Al comparar las regiones segmentadas con el escaneo T1 original, puede asegurarse de que sus regiones son de alta calidad y de que sus conclusiones son biológicamente precisas. Para realizar el control de calidad visual de los datos de FreeSurfer mediante Freeview, abra una ventana de terminal y cambie el directorio a la carpeta de asunto que contiene la salida de FreeSurfer procesada. A continuación, escriba el comando visto en la pantalla aquí para ver la región de materia gris volumétrica superpuesta en el T1. Una vez más, desplázate por cada rebanada del cerebro y comprueba si hay regiones de subestimación o sobreestimación de la región cerebral que se está inspeccionando.
Aquí, vemos un ejemplo de una segmentación fallida mostrada en un escaneo T1. Esta segmentación debe volver a procesarse y excluirse del análisis si no se puede mejorar.
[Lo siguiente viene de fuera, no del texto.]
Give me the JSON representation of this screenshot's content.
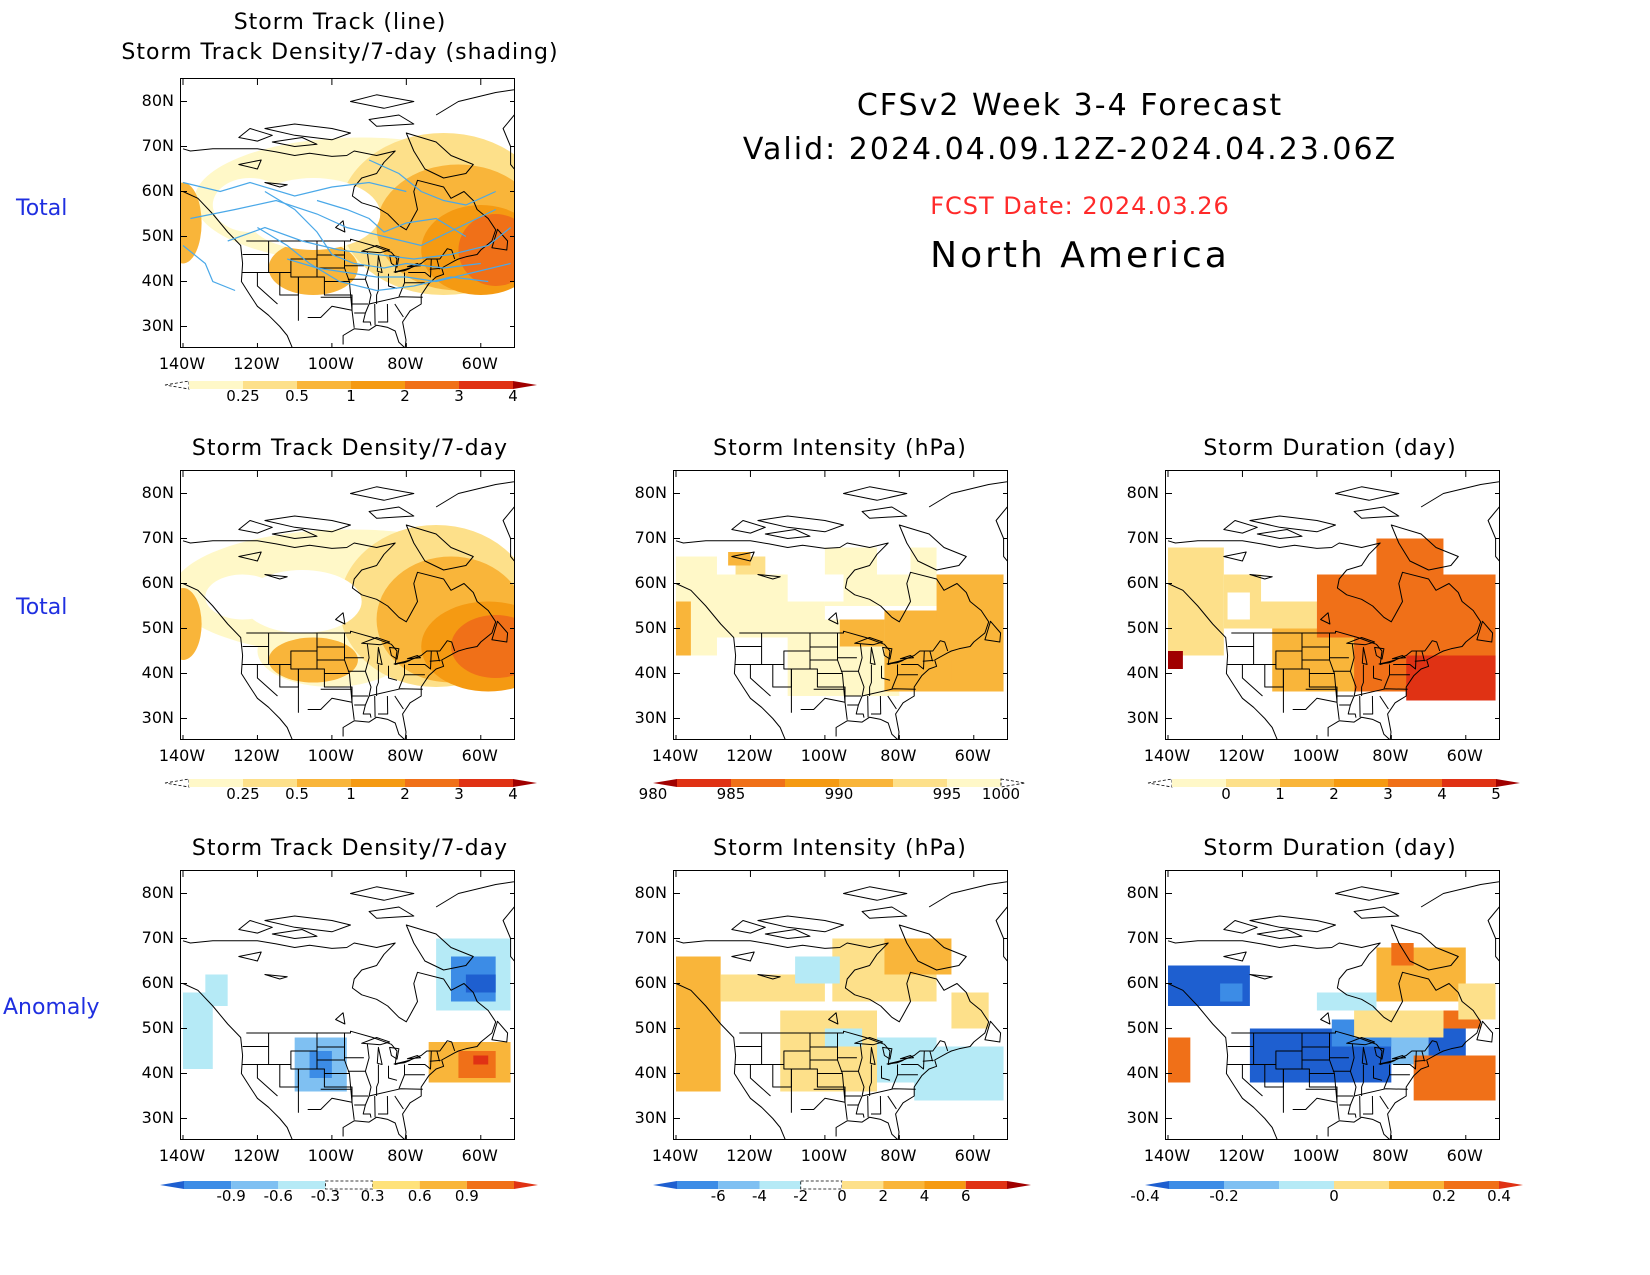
{
  "header": {
    "line1": "CFSv2  Week  3-4  Forecast",
    "line2": "Valid:  2024.04.09.12Z-2024.04.23.06Z",
    "fcst": "FCST Date: 2024.03.26",
    "region": "North  America",
    "fcst_color": "#ff2a2a"
  },
  "row_labels": {
    "row1": "Total",
    "row2": "Total",
    "row3": "Anomaly"
  },
  "axes": {
    "lat_labels": [
      "80N",
      "70N",
      "60N",
      "50N",
      "40N",
      "30N"
    ],
    "lon_labels": [
      "140W",
      "120W",
      "100W",
      "80W",
      "60W"
    ]
  },
  "panels": {
    "p1": {
      "title1": "Storm Track (line)",
      "title2": "Storm Track Density/7-day (shading)",
      "scheme": "density_total"
    },
    "p2": {
      "title": "Storm Track Density/7-day",
      "scheme": "density_total"
    },
    "p3": {
      "title": "Storm Intensity (hPa)",
      "scheme": "intensity_total"
    },
    "p4": {
      "title": "Storm Duration (day)",
      "scheme": "duration_total"
    },
    "p5": {
      "title": "Storm Track Density/7-day",
      "scheme": "density_anom"
    },
    "p6": {
      "title": "Storm Intensity (hPa)",
      "scheme": "intensity_anom"
    },
    "p7": {
      "title": "Storm Duration (day)",
      "scheme": "duration_anom"
    }
  },
  "colorbars": {
    "density_total": {
      "labels": [
        "0.25",
        "0.5",
        "1",
        "2",
        "3",
        "4"
      ],
      "colors": [
        "#ffffff",
        "#fff8c8",
        "#fde08a",
        "#f9b53a",
        "#f59a12",
        "#f07018",
        "#e03214",
        "#a00000"
      ]
    },
    "intensity_total": {
      "labels": [
        "980",
        "985",
        "990",
        "995",
        "1000"
      ],
      "colors": [
        "#a00000",
        "#e03214",
        "#f07018",
        "#f59a12",
        "#f9b53a",
        "#fde08a",
        "#fff8c8",
        "#ffffff"
      ]
    },
    "duration_total": {
      "labels": [
        "0",
        "1",
        "2",
        "3",
        "4",
        "5"
      ],
      "colors": [
        "#ffffff",
        "#fff8c8",
        "#fde08a",
        "#f9b53a",
        "#f59a12",
        "#f07018",
        "#e03214",
        "#a00000"
      ]
    },
    "density_anom": {
      "labels": [
        "-0.9",
        "-0.6",
        "-0.3",
        "0.3",
        "0.6",
        "0.9"
      ],
      "colors": [
        "#1e5fd0",
        "#3c8ce6",
        "#7fc0f2",
        "#b5eaf6",
        "#ffffff",
        "#ffe27a",
        "#f9b53a",
        "#f07018",
        "#e03214"
      ]
    },
    "intensity_anom": {
      "labels": [
        "-6",
        "-4",
        "-2",
        "0",
        "2",
        "4",
        "6"
      ],
      "colors": [
        "#1e5fd0",
        "#3c8ce6",
        "#7fc0f2",
        "#b5eaf6",
        "#ffffff",
        "#fde08a",
        "#f9b53a",
        "#f59a12",
        "#e03214",
        "#a00000"
      ]
    },
    "duration_anom": {
      "labels": [
        "-0.4",
        "-0.2",
        "0",
        "0.2",
        "0.4"
      ],
      "colors": [
        "#1e5fd0",
        "#3c8ce6",
        "#7fc0f2",
        "#b5eaf6",
        "#fde08a",
        "#f9b53a",
        "#f07018",
        "#e03214"
      ]
    }
  },
  "colors": {
    "track_line": "#4aa8e8",
    "row_label": "#1f2fe0"
  }
}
Esta figura muestra ejemplos del rendimiento de diferentes herramientas en el lóbulo temporal en un escaneo T1.
Aquí se observan ejemplos de una buena delineación regional, mientras que aquí se muestran ejemplos de una delineación regional deficiente, que muestra un derrame en los lóbulos temporales izquierdo y derecho. Esta figura muestra ejemplos del rendimiento de diferentes herramientas en el lóbulo occipital en un escaneo T1. Aquí vemos el escaneo T1 con un ejemplo de una buena delineación regional, mientras que aquí hay un ejemplo de una pobre delineación regional, mostrando derrames en la dura medial.
Aquí vemos un ejemplo de una región de materia gris derramada en la dura, resaltada por la región azul. Esta figura muestra un ejemplo de una región de materia gris que ha excluido las regiones de la corteza de la segmentación, que se muestra mejor en la vista axial. Al intentar este procedimiento, es importante recordar probar diferentes herramientas en los datos y realizar visual Quality Control en los exámenes del proceso.
Después de su desarrollo, esta técnica allanó el camino para que los investigadores de neuroimagen estudiaran los cambios en el volumen cerebral a lo largo del tiempo sin necesidad de pruebas invasivas.